We extended the HYDRA pipeline [14] to generate a codon frequency table from each FASTQ file. Briefly, we filtered reads with fewer than 100 nucleotides or a mean quality (phred or q) score <30 (predicted error rate 1 in 1000). We then aligned the filtered reads to the HXB2 pol nucleotide sequence using BOWTIE 2 [15] with the default HYDRA parameters. Individual nucleotides with a q score lower than 30 were not counted. The consensus sequence for each sample was submitted to the HIVDB drug resistance interpretation program to impute its subtype. Positions covered with ≥1000 remaining reads were used to populate a codon frequency table with five fields:

  1. Gene–protease (PR), reverse transcriptase (RT), or integrase (IN).
  2. Amino acid position.
  3. Number of reads for the position (coverage).
  4. Sequenced codon.
  5. Number of reads containing the codon.
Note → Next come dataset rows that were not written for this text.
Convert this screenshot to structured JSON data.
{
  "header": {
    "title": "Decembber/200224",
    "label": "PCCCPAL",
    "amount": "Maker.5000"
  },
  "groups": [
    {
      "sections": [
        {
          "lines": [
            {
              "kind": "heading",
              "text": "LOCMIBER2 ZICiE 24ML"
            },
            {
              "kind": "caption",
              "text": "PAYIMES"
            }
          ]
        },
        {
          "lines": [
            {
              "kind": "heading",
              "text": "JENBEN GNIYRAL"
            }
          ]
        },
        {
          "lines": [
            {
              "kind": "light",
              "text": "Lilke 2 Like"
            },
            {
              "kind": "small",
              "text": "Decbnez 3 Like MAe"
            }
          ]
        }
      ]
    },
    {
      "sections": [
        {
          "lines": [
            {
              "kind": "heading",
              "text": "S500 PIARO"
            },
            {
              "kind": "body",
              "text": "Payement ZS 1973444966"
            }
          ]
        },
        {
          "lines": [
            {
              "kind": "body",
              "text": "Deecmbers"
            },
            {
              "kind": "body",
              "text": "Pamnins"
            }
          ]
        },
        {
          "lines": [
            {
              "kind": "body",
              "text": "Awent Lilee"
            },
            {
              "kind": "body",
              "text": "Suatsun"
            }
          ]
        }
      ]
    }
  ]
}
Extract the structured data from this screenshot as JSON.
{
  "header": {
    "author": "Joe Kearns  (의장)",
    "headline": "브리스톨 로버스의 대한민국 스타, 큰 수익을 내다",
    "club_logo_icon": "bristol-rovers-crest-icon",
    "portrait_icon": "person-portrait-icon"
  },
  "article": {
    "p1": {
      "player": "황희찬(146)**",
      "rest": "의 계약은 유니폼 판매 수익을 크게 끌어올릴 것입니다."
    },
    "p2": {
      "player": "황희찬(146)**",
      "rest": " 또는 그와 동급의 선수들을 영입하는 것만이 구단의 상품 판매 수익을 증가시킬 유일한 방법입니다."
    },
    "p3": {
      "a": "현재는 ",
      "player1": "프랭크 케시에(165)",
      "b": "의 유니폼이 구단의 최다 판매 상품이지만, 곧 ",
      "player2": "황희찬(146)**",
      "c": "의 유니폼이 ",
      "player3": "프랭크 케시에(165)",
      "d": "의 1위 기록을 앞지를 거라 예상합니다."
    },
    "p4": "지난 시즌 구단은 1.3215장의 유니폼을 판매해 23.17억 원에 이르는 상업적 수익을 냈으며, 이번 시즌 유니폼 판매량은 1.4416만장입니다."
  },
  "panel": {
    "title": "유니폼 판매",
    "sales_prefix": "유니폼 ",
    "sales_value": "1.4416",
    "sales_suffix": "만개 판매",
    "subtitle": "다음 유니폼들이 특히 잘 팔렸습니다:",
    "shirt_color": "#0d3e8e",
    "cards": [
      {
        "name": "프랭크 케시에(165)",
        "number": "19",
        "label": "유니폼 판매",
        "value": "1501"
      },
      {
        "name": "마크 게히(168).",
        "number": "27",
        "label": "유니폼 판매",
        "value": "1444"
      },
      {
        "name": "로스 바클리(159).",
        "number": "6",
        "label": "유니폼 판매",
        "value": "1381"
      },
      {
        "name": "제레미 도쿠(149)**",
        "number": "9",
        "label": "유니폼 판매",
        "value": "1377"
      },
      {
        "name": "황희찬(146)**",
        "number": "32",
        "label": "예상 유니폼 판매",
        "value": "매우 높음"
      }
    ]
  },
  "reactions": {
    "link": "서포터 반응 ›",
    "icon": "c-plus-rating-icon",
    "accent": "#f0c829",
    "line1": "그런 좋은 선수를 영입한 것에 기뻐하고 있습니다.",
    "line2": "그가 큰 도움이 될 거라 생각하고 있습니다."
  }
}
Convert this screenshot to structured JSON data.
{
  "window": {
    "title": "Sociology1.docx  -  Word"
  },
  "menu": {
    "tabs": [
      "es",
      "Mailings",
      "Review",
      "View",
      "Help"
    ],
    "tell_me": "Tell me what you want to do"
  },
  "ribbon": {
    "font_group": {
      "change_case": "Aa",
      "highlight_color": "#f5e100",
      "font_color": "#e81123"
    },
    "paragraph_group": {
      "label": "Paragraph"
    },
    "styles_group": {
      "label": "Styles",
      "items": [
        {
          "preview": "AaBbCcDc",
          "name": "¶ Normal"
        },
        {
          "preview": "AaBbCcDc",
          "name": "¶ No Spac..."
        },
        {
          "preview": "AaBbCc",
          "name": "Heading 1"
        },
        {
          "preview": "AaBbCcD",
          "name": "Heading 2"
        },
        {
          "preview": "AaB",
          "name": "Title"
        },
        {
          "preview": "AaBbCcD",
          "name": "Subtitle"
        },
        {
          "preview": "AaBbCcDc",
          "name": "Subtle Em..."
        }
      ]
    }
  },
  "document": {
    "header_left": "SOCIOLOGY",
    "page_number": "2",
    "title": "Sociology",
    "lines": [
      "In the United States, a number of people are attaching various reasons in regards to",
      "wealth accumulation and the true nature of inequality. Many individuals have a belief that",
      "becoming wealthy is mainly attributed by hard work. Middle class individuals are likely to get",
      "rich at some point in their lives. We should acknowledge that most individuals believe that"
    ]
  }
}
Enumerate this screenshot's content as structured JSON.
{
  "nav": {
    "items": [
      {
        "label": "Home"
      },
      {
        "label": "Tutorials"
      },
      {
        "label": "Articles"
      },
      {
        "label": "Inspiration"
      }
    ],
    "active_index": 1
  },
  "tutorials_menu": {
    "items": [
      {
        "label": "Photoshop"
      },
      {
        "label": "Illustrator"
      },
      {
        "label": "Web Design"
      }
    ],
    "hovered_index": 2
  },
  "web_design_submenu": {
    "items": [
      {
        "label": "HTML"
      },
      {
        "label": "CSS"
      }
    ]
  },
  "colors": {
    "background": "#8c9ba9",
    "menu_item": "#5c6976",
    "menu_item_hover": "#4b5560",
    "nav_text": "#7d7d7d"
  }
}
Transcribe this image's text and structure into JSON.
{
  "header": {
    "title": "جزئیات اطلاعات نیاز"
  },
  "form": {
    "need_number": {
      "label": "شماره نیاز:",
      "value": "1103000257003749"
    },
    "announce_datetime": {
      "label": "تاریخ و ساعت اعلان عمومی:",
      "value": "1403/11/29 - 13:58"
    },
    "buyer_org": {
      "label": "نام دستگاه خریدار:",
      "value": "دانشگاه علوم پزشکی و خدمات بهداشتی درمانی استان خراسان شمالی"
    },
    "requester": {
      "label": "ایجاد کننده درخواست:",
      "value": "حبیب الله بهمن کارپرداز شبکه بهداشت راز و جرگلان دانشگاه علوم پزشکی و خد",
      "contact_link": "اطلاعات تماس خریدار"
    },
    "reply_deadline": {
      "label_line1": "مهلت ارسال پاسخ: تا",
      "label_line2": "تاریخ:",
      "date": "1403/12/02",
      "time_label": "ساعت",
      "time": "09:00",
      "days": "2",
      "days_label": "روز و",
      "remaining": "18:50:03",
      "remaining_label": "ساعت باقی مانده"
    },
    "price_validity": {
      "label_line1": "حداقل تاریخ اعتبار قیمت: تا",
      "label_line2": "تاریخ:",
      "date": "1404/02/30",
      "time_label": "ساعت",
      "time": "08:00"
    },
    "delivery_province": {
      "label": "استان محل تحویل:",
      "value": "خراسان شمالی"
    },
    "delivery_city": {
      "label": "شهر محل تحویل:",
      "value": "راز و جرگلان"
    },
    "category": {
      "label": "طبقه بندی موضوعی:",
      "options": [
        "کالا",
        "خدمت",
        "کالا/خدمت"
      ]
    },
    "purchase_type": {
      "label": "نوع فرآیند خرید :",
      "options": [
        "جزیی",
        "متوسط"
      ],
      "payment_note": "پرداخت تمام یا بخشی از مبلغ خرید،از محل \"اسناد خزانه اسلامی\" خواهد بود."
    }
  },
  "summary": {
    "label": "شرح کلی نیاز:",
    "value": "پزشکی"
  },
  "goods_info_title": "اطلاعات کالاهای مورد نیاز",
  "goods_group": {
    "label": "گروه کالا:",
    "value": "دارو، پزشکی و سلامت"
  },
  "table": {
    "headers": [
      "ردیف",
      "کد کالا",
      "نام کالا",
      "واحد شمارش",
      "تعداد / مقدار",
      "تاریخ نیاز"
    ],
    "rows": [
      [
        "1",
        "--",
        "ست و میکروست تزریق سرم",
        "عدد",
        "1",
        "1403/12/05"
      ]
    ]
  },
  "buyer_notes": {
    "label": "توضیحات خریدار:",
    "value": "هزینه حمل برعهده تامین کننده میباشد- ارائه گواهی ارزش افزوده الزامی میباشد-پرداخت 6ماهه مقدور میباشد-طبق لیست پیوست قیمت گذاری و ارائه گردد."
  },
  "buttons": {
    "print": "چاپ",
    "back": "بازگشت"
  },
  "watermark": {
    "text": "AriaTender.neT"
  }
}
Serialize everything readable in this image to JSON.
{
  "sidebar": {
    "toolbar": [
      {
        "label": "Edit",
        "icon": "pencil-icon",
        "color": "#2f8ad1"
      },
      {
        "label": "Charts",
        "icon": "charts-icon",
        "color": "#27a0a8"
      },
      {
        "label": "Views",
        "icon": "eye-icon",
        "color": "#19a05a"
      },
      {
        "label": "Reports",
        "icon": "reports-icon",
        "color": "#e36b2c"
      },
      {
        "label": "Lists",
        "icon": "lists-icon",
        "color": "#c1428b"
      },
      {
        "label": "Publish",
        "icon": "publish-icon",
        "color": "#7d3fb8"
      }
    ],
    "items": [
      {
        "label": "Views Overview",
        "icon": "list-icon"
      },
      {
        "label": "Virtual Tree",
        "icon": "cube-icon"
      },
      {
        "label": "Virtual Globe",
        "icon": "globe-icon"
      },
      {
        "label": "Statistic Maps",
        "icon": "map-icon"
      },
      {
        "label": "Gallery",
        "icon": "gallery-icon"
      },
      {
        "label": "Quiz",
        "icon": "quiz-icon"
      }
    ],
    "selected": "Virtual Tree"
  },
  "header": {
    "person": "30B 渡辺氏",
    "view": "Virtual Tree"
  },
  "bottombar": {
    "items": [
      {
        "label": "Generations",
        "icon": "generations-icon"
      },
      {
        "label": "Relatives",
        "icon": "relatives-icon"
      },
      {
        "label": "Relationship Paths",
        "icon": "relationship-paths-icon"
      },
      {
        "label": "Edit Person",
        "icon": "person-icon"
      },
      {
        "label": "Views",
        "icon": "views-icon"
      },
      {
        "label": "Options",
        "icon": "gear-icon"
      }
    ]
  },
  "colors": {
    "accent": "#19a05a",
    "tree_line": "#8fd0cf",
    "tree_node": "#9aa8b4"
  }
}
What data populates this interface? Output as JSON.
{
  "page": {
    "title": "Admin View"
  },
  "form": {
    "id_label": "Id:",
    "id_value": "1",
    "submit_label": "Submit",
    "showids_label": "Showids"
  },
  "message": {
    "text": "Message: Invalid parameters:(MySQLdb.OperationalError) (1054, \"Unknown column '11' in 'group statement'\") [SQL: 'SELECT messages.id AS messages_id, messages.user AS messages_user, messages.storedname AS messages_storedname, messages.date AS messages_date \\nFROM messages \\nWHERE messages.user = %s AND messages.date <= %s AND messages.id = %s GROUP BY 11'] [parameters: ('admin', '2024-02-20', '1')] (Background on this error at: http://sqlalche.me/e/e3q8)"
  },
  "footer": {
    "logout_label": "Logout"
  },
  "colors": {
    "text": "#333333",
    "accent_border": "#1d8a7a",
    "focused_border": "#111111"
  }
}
Each codon frequency table was annotated with the following seven additional fields:

  1. The codon’s translation. This is usually an amino acid but can also be a stop codon, an insertion (indicated by more than one amino acid), a deletion, or a frame shift if the codon does not contain a multiple of three bases).
  2. The fraction of reads containing the codon.
  3. The prevalence of the corresponding amino acid in group M sequences in HIVDB.
  4. The prevalence of the codon in group M sequences in HIVDB.
  5. Whether the amino acid encodes a drug-resistance mutation (DRM).
  6. Whether the amino acid is a signature APOBEC mutation.
  7. Whether the amino acid is a DRM that could also be caused by APOBEC.

Unusual mutations

The procedure by which HIVDB mutation prevalence data was determined is documented in a GitHub repository (https://github.com/hivdb/hivfacts). The group M mutation prevalence data was derived from direct PCR (“population based”) plasma virus Sanger sequences in HIVDB, from which poor quality sequences had been filtered. The prevalence of an amino acid at a position was calculated by dividing the number of occurrences of all non-mixed amino acids by the total number of sequences containing the position. Each mutation was counted once per individual. Unusual mutations were defined as mutations with a group M prevalence <0.01% and not on the list of known DRMs (i.e., without an HIVDB mutation penalty score).

Overall, 4,651 (23.4%) of the 19,887 possible amino acids in the 947 protease, RT, and integrase positions were classified as usual and 15,236 (76.6%) were classified as unusual. The usual amino acids included the 947 (20.4%) amino acids constituting the Los Alamos National Laboratories group M consensus [16] and 3,704 non-consensus amino acids. The 3,704 non-consensus usual amino acids included 2,750 (74.2%) with one nucleotide difference from the group M consensus, 867 (23.4%) with two nucleotide differences, and 87 (2.3%) with three nucleotide differences. Among the unusual mutations, 3,133 (20.6%) had one nucleotide difference from the group M consensus, 8,503 (55.8%) had two nucleotide differences, and 3,600 (23.6%) had three nucleotide differences.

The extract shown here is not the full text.